A média de consumo de cafeína nos Estados Unidos da América é de
aproximadamente 2 xícaras de café por dia (200 mg); 10% da população
ingere mais de 1000 mg por dia. A cafeína é uma droga legal,
socialmente aceita, e consumida por quase todos os grupos na sociedade.
A cafeína é tida como um suplemento ergogênico nutricional,
mas ela não possui nenhum valor nutricional. A cafeína ingerida é rapidamente
absorvida pelo estômago e atinge seu ponto máximo no sangue entre
1 e 2 horas. A cafeína tem o potencial de afetar todos os sistemas do
corpo, já que é absorvida pela maioria dos tecidos. A cafeína
remanescente é decomposta no fígado e os subprodutos são
eliminados pela urina.
A
cafeína e o desempenho na prática de exercícios
de endurance
Estudos laboratoriais dos anos 70 sugeriam que a cafeína
melhorava o desempenho na prática de exercícios
de endurance, pois aumentava a liberação de adrenalina
no sangue, estimulando assim, a liberação de ácidos
graxos pelos tecidos de gordura e/ou pelos músculos
esqueléticos. Os músculos exercitados utilizam
essa gordura previamente na atividade física, reduzindo
a necessidade de usar o carboidrato (glicogênio) do músculo.
A "escassez" do glicogênio muscular acarreta
uma fatiga atrasada.
Em 1980, muitos estudos apontaram que a cafeína não altera o
metabolismo, e implicava que isso não tinha efeito ergogênico,
sem necessariamente medir o desempenho. Alguns relatos de fato examinaram a
cafeína e a performance durante exercícios de endurance, e, no
geral, não encontraram efeito ergogênico. No fim da década
de 80, especulou-se que a cafeína não altera o metabolismo durante
a prática de exercícios de endurance e pode não ser ergogênica.
Pesquisas recentes relataram que a ingestão de 3 a 9 miligramas de cafeína
por quilo, uma hora antes de se exercitar aumentou a performance de corrida
e ciclismo de endurance em laboratório. Para exemplificar, 3 mg por
quilo equivale a aproximadamente uma caneca ou dois copos de tamanho regular
de café coado; e 9 mg/kg = aproximadamente 3 canecas de 5-6 xícaras
de café de tamanho regular. Esses estudos avaliaram atletas bem treinados,
de elite ou sérios, e recreacionais. Estudos com indivíduos não
treinados não puderam ser desempenhados devido à incapacidade
deles de confiadamente exercitarem-se até a exaustão.
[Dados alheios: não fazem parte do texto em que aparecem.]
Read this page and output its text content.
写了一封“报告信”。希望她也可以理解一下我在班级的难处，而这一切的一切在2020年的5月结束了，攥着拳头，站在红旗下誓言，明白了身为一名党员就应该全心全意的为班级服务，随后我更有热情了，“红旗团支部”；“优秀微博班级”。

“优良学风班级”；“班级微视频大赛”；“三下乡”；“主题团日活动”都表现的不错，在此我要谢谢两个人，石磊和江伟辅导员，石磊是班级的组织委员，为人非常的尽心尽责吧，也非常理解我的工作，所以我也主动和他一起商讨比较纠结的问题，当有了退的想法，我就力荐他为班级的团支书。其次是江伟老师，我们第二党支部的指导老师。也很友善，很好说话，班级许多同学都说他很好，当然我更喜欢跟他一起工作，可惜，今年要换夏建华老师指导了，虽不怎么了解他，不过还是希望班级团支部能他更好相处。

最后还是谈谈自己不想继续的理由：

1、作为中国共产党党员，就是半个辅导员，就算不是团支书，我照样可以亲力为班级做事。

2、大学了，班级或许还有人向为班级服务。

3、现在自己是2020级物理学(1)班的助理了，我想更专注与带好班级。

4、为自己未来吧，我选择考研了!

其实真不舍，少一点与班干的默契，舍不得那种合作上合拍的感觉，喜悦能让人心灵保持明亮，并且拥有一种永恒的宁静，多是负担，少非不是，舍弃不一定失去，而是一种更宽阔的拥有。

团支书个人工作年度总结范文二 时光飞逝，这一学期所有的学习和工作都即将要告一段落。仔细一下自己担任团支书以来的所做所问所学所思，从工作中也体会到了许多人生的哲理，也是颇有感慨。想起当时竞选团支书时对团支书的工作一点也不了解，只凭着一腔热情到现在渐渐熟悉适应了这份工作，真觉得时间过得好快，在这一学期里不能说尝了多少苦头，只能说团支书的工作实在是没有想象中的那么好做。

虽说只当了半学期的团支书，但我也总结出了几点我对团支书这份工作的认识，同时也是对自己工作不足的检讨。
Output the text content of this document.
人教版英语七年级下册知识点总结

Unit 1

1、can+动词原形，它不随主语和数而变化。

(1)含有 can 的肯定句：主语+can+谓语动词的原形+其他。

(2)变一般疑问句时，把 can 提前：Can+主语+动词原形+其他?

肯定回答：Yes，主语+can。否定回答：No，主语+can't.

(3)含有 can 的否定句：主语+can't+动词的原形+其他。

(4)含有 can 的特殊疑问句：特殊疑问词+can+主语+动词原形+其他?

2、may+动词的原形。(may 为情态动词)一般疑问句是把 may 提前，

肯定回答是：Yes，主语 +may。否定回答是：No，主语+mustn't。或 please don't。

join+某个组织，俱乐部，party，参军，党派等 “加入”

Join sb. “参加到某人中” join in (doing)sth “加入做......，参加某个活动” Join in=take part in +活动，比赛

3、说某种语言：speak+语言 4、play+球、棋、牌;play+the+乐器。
O mecanismo usado para explicar essa melhoria de endurance ainda não
está claro.O glicogênio do músculo é espalhado durante
exercícios submáximos seguidos por ingestão de cafeína
(5-9 mg/kg). É desconhecido se o glicogênio espalhado ocorre como
um resultado da capacidade da cafeína de aumentar a gordura disponível
para o uso do músculo esquelético. Além do mais, não
há evidências de um apoio de um componente metabólico por
estender o desempenho a uma baixa dose de cafeína (3mg/kg). Portanto,
parece que as alterações no metabolismo do músculo não
podem explicar completamente o efeito ergogênico da cafeína durante
exercícios de endurance.
A
cafeína e a performance dos exercícios de
curta duração.
As pesquisas sugerem que a ingestão de cafeína melhora o desempenho
durante um exercício de curta duração que dure aproximadamente
5 minutos em 90-100 por cento de oxigênio máximo de percepção
no laboratório. Essa intensidade do exercício exige o máximo
de provisão de energia de fontes aeróbicas (com oxigênio)
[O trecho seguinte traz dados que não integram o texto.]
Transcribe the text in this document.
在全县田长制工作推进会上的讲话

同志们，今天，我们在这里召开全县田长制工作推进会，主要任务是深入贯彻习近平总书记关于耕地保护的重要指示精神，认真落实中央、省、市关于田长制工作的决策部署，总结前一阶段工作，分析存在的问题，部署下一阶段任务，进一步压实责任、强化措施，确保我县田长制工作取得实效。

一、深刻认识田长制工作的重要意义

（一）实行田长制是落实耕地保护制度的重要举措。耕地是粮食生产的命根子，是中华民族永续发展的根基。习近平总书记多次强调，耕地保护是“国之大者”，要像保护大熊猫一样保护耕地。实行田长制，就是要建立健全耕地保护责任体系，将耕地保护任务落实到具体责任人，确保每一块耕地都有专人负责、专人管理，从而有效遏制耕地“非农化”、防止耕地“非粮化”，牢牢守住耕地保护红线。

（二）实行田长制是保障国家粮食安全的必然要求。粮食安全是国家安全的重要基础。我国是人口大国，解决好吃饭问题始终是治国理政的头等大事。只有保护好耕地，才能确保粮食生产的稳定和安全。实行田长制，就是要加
e anaeróbicas (sem oxigênio). É desconhecido se essa descoberta é aplicada
a situações de corrida. As causas da melhoria de desempenho pode
ser um efeito positivo direto da cafeína no músculo, provisão
de energia anaeróbica e contração ou um componente do
sistema nervoso central relacionado à sensação de esforço.
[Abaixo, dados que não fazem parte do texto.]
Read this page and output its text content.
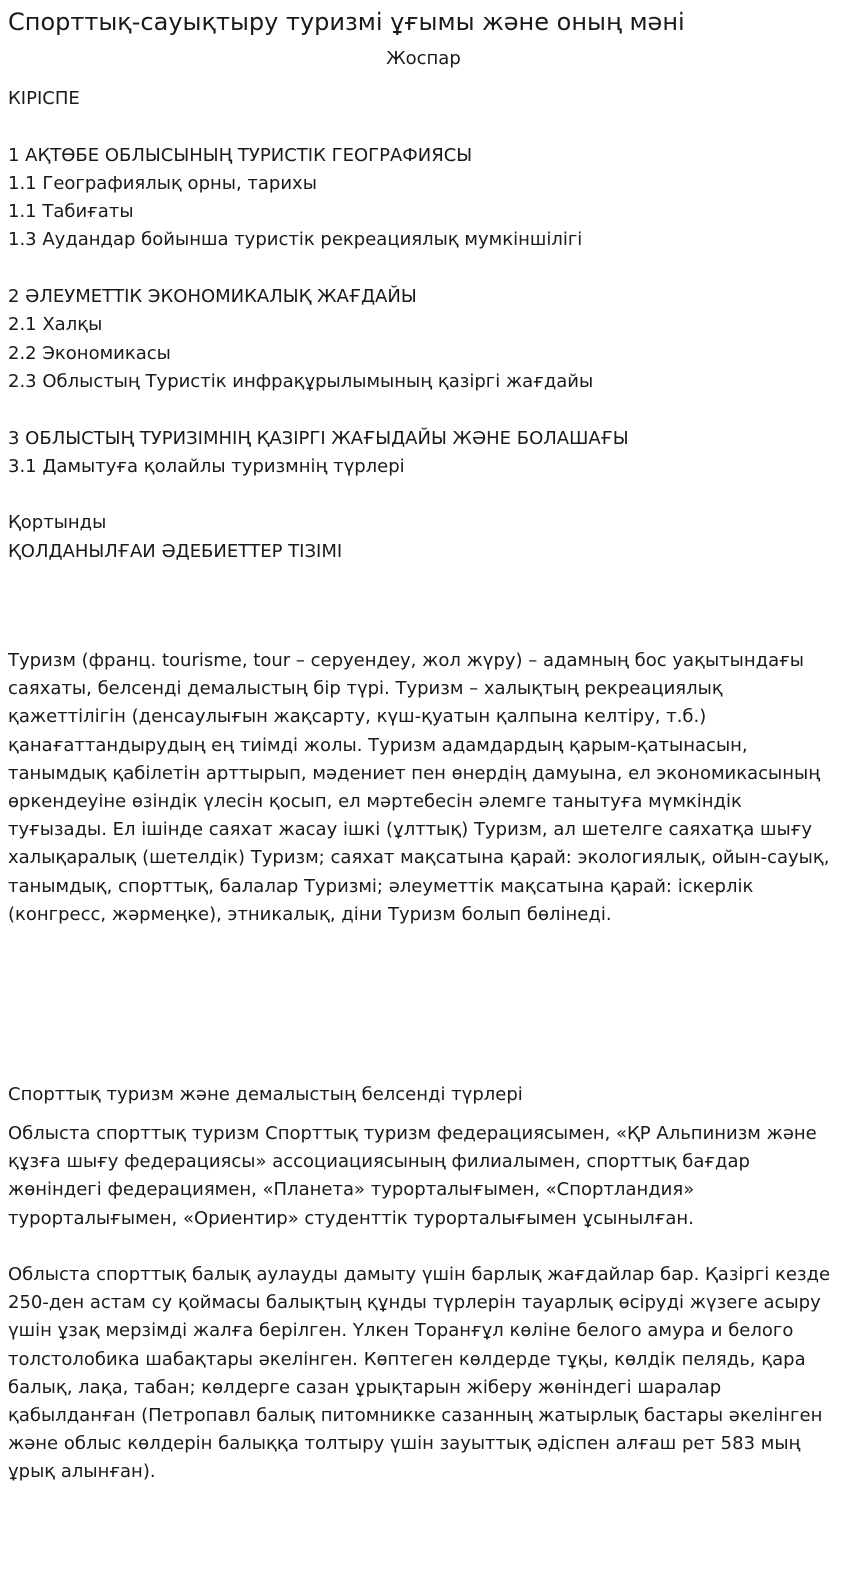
Спорттық-сауықтыру туризмі ұғымы және оның мәні
Жоспар
КІРІСПЕ
1 АҚТӨБЕ ОБЛЫСЫНЫҢ ТУРИСТІК ГЕОГРАФИЯСЫ
1.1 Географиялық орны, тарихы
1.1 Табиғаты
1.3 Аудандар бойынша туристік рекреациялық мумкіншілігі
2 ӘЛЕУМЕТТІК ЭКОНОМИКАЛЫҚ ЖАҒДАЙЫ
2.1 Халқы
2.2 Экономикасы
2.3 Облыстың Туристік инфрақұрылымының қазіргі жағдайы
3 ОБЛЫСТЫҢ ТУРИЗІМНІҢ ҚАЗІРГІ ЖАҒЫДАЙЫ ЖӘНЕ БОЛАШАҒЫ
3.1 Дамытуға қолайлы туризмнің түрлері
Қортынды
ҚОЛДАНЫЛҒАИ ӘДЕБИЕТТЕР ТІЗІМІ

Туризм (франц. tourisme, tour – серуендеу, жол жүру) – адамның бос уақытындағы саяхаты, белсенді демалыстың бір түрі. Туризм – халықтың рекреациялық қажеттілігін (денсаулығын жақсарту, күш-қуатын қалпына келтіру, т.б.) қанағаттандырудың ең тиімді жолы. Туризм адамдардың қарым-қатынасын, танымдық қабілетін арттырып, мәдениет пен өнердің дамуына, ел экономикасының өркендеуіне өзіндік үлесін қосып, ел мәртебесін әлемге танытуға мүмкіндік туғызады. Ел ішінде саяхат жасау ішкі (ұлттық) Туризм, ал шетелге саяхатқа шығу халықаралық (шетелдік) Туризм; саяхат мақсатына қарай: экологиялық, ойын-сауық, танымдық, спорттық, балалар Туризмі; әлеуметтік мақсатына қарай: іскерлік (конгресс, жәрмеңке), этникалық, діни Туризм болып бөлінеді.

Спорттық туризм және демалыстың белсенді түрлері

Облыста спорттық туризм Спорттық туризм федерациясымен, «ҚР Альпинизм және құзға шығу федерациясы» ассоциациясының филиалымен, спорттық бағдар жөніндегі федерациямен, «Планета» турорталығымен, «Спортландия» турорталығымен, «Ориентир» студенттік турорталығымен ұсынылған.

Облыста спорттық балық аулауды дамыту үшін барлық жағдайлар бар. Қазіргі кезде 250-ден астам су қоймасы балықтың құнды түрлерін тауарлық өсіруді жүзеге асыру үшін ұзақ мерзімді жалға берілген. Үлкен Торанғұл көліне белого амура и белого толстолобика шабақтары әкелінген. Көптеген көлдерде тұқы, көлдік пелядь, қара балық, лақа, табан; көлдерге сазан ұрықтарын жіберу жөніндегі шаралар қабылданған (Петропавл балық питомникке сазанның жатырлық бастары әкелінген және облыс көлдерін балыққа толтыру үшін зауыттық әдіспен алғаш рет 583 мың ұрық алынған).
A ingestão de cafeína não parece melhorar o desempenho
em corridas, mas um laboratório extra e bem controlado é necessário
para confirmar essa conclusão. A corrida é definida como um exercício
que pode ser mantido de alguns segundos iniciais até 90 segundos, em
que a maioria da energia exigida é derivada de um metabolismo anaeróbico.
Dosagem
de Cafeína.
A cafeína é uma "substância controlada
ou restrita', como definida pelo Comitê Olímpico
Internacional (COI). Os atletas são permitidos até 12
ug de cafeína por mililitro de urina antes de ser considerada
ilegal. O limite aceito nos esportes sancionados pelo National
Collegiate Athletic Association (NCAA) nos Estados Unidos é de
15 ug/ml de urina. Esse alto limite na urina permite que os
atletas consumam quantidades normais de cafeína antes
da competição. Uma grande quantidade de cafeína
pode ser ingerida antes de se alcançar o limite "ilegal'.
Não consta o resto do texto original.